Verzögerung bei Grünem Pass

In Sachen Grüner Pass rechnete Hacker unterdessen nicht, dass dieser wie angekündigt am 4. Juni starten kann, zumindest nicht „mit vollem Karacho“. Es gebe beispielsweise im E-Impfpass noch „sehr, sehr viele tausend Fehleinträge“, die noch korrigiert werden müssten.

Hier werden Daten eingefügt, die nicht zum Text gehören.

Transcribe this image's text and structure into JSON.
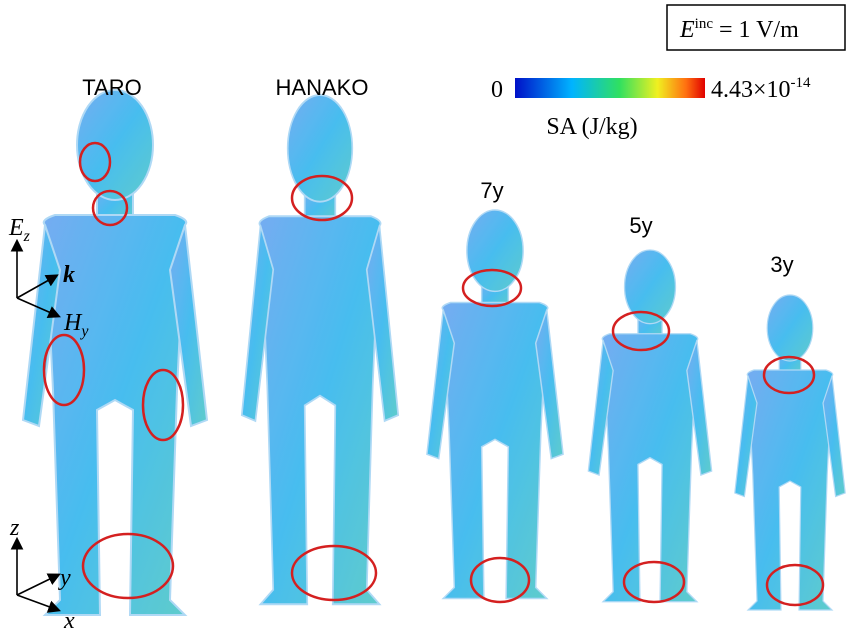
{
  "labels": {
    "taro": "TARO",
    "hanako": "HANAKO",
    "age7": "7y",
    "age5": "5y",
    "age3": "3y"
  },
  "field_box": {
    "symbol": "E",
    "superscript": "inc",
    "text": "= 1 V/m"
  },
  "colorbar": {
    "min": "0",
    "max_mantissa": "4.43×10",
    "max_exponent": "-14",
    "label": "SA (J/kg)"
  },
  "axes_top": {
    "e": "E",
    "e_sub": "z",
    "k": "k",
    "h": "H",
    "h_sub": "y"
  },
  "axes_bottom": {
    "z": "z",
    "y": "y",
    "x": "x"
  }
}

Das Gesundheitsministerium teilte am Montag unterdessen mit, das sich der Grüne Pass mittels QR-Code um mindestens eine Woche verzögert. Als Grund dafür werden kurzfristig durch die EU bekannt gegebene Änderungen der technischen Anforderungen genannt, die IT-Anpassungen in Österreich nötig machen. Damit werden die Österreicher ihre 3-Gs – getestet, genesen oder geimpft – vorerst in der bisherigen Form nachweisen müssen. Einen fixen neuen Starttermin für den QR-Code gibt es nicht, die Umsetzung erfolge „schrittweise“, hieß es aus dem Ministerium.